A iniciativa é ótima se não estivesse ameaçando a existência da emblemática Banca do André, na Rua Pedro Lessa, ao lado da Biblioteca Nacional. O espaço existe há 13 anos e foi pioneiro na revitalização da área, colaborando inclusive para o aumento da segurança no local.
A Banca do André abriga encontros musicais de jazz, samba, choro, festas, peças, sempre com entrada franca e preocupação com a limpeza.
Um dos autores da lei, o presidente da Câmara, vereador Carlo Caiado (PSD), disse que um dos objetivos é somar esforços na revitalização do Centro do Rio, potencializando vocações já existentes na região. "Com isso queremos incentivar a visitação e manifestações artísticas de rua, bem como a publicidade, patrocínios, convênios e editais de fomento para que manifestações artísticas e culturais possam ocorrer na Praça Floriano”, explica.

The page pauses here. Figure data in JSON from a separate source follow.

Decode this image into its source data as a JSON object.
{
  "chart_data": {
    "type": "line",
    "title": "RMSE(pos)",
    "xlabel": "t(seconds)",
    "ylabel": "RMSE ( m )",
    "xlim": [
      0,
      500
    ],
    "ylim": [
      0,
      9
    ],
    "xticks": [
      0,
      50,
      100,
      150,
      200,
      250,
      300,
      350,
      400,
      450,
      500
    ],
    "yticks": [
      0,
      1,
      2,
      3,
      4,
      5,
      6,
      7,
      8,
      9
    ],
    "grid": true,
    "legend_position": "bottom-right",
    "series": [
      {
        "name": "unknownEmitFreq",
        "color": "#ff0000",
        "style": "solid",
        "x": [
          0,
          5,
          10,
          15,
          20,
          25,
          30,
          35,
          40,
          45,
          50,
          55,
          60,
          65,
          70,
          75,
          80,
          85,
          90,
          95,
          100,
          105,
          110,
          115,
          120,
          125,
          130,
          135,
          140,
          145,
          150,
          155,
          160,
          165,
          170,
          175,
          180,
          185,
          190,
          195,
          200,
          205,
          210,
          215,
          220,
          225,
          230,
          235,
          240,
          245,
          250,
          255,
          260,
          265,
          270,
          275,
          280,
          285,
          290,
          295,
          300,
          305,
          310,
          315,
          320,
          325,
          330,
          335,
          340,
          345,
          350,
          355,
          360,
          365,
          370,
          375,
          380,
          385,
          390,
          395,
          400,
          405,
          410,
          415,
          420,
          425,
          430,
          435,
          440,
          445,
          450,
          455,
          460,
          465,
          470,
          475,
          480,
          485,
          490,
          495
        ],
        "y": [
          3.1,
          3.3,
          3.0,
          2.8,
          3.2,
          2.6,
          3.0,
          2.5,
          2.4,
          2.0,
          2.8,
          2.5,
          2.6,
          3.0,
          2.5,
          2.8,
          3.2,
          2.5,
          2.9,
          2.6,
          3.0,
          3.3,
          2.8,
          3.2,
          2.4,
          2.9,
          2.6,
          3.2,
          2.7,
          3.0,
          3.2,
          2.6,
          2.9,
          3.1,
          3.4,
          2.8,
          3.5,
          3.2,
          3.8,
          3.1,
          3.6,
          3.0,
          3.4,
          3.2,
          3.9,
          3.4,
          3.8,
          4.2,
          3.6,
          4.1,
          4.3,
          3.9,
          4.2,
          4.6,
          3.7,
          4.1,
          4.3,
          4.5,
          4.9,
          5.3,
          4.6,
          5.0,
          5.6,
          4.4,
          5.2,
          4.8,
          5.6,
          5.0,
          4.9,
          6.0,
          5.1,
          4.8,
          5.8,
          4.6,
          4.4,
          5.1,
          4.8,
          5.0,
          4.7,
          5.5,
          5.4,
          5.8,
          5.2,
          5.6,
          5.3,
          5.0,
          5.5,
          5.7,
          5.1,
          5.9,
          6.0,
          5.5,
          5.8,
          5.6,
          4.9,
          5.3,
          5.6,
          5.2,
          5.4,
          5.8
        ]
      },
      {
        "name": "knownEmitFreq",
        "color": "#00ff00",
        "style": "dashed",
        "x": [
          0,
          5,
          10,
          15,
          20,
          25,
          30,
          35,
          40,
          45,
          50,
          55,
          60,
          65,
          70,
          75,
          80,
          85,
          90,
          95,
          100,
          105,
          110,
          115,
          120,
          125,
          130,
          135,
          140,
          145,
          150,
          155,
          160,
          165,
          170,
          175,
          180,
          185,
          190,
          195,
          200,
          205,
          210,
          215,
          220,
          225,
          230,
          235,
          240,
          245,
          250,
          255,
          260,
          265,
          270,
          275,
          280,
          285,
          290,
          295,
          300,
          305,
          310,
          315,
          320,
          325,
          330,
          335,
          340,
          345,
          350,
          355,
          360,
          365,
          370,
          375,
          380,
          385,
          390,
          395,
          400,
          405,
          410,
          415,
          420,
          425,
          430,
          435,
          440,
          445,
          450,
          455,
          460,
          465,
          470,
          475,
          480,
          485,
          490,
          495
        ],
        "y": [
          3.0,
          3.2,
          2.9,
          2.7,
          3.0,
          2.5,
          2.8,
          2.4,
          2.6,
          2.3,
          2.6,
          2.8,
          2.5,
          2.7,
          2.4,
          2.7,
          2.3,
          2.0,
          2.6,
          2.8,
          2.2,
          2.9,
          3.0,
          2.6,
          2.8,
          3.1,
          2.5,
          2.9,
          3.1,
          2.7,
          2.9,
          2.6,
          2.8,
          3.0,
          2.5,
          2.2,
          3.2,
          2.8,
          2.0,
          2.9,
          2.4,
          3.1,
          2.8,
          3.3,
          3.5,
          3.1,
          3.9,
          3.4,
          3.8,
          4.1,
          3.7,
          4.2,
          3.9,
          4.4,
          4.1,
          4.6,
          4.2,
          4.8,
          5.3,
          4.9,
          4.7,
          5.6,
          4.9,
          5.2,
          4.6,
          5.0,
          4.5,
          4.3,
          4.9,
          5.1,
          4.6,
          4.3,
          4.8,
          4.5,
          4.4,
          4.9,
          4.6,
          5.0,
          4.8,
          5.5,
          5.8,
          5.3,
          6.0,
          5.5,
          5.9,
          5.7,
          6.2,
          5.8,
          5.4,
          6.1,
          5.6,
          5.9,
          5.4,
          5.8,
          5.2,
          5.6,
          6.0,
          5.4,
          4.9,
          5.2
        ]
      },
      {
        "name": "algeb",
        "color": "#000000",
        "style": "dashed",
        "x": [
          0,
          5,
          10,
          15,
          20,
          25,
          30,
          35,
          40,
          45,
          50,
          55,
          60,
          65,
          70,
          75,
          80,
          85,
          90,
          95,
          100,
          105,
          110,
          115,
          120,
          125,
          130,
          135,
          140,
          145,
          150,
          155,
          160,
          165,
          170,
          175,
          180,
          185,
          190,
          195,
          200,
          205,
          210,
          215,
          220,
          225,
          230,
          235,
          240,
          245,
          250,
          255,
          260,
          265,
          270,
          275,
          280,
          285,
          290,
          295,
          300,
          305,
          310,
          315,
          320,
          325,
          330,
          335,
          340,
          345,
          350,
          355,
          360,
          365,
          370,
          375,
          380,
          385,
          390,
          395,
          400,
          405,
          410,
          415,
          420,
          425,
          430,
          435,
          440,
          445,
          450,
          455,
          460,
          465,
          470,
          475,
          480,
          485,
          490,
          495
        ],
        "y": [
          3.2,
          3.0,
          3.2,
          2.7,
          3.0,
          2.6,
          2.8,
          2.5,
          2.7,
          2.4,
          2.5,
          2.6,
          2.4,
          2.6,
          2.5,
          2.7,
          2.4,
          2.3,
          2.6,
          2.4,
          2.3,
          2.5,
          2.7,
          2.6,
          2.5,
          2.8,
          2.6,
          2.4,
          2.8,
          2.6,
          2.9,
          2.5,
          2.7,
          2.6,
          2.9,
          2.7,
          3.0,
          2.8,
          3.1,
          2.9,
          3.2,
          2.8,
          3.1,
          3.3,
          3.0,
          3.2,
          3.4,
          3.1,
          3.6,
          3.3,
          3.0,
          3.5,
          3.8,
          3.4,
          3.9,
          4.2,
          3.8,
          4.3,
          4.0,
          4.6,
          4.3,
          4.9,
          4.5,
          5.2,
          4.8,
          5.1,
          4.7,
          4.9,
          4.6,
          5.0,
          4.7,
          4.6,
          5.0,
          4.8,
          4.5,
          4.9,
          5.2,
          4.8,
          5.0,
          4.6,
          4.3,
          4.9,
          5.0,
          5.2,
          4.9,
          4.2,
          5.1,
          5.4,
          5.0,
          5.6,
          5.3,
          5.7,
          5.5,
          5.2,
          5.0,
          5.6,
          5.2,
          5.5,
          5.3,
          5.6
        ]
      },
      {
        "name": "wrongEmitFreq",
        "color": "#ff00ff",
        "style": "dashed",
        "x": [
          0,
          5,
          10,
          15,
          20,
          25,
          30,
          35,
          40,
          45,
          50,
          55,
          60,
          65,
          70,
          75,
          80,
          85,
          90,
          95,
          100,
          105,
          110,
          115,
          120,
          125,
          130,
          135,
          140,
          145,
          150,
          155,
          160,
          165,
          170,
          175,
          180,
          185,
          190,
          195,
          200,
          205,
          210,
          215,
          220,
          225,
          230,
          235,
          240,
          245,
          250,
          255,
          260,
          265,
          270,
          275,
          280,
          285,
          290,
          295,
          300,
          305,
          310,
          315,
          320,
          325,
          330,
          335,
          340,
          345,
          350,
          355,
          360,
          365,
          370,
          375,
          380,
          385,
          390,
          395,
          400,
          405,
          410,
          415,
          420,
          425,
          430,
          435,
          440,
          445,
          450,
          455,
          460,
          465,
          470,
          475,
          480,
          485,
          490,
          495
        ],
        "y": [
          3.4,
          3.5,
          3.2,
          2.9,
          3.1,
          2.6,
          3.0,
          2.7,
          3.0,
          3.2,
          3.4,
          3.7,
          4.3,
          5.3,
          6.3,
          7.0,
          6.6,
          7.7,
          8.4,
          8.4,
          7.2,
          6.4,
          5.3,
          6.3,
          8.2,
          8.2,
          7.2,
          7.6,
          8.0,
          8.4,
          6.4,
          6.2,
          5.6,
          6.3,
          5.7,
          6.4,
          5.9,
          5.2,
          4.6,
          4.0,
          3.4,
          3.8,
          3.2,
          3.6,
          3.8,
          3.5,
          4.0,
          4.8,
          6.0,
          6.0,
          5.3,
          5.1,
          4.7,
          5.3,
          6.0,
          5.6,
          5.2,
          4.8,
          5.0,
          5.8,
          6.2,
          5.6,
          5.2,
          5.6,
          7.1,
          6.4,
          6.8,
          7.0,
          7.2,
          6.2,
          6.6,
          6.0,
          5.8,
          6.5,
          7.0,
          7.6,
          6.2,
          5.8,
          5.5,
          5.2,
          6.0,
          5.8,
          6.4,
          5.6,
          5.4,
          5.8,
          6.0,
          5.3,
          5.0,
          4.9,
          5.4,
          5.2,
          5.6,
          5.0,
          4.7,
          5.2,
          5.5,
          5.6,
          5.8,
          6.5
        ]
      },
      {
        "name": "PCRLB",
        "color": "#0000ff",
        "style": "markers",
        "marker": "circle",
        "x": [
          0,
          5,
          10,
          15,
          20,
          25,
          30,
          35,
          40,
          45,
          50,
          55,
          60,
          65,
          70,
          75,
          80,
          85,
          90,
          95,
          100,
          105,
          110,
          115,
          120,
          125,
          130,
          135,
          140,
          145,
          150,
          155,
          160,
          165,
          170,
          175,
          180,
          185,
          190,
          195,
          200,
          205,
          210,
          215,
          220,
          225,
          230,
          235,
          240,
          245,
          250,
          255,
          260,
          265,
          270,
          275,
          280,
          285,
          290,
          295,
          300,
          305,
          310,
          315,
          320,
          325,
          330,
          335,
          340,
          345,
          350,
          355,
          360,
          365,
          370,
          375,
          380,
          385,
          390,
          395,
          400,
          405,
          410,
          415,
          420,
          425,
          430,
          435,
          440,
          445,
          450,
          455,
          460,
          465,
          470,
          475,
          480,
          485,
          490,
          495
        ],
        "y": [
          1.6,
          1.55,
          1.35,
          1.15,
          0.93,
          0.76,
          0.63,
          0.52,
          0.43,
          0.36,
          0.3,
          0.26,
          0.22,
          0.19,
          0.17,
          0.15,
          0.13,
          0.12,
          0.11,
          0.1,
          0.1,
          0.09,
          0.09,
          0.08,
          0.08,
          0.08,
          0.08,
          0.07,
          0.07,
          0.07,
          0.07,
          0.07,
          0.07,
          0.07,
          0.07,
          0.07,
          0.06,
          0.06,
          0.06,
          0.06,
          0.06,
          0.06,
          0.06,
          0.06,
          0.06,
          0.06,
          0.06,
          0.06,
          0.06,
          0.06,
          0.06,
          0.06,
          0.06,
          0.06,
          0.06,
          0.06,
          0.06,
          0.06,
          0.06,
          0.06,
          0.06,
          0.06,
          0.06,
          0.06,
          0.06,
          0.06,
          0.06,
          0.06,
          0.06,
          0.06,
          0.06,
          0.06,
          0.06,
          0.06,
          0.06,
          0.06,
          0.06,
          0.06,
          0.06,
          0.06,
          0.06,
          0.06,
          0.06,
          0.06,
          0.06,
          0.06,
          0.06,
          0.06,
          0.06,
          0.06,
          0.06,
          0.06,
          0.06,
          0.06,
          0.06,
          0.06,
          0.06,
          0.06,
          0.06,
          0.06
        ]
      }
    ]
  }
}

Só que existem rumores de que a banca não poderá permancer no local. Preferimos acreditar num mal entendido entre as autoridades que será equacionado da melhor forma. Além de continuar, a banca precisa ser incentivada pois foi (e continua sendo) um espaço difusor de cultura no centro da cidade, numa área que infelizmente degradou-se, principalmente depois da pandemia.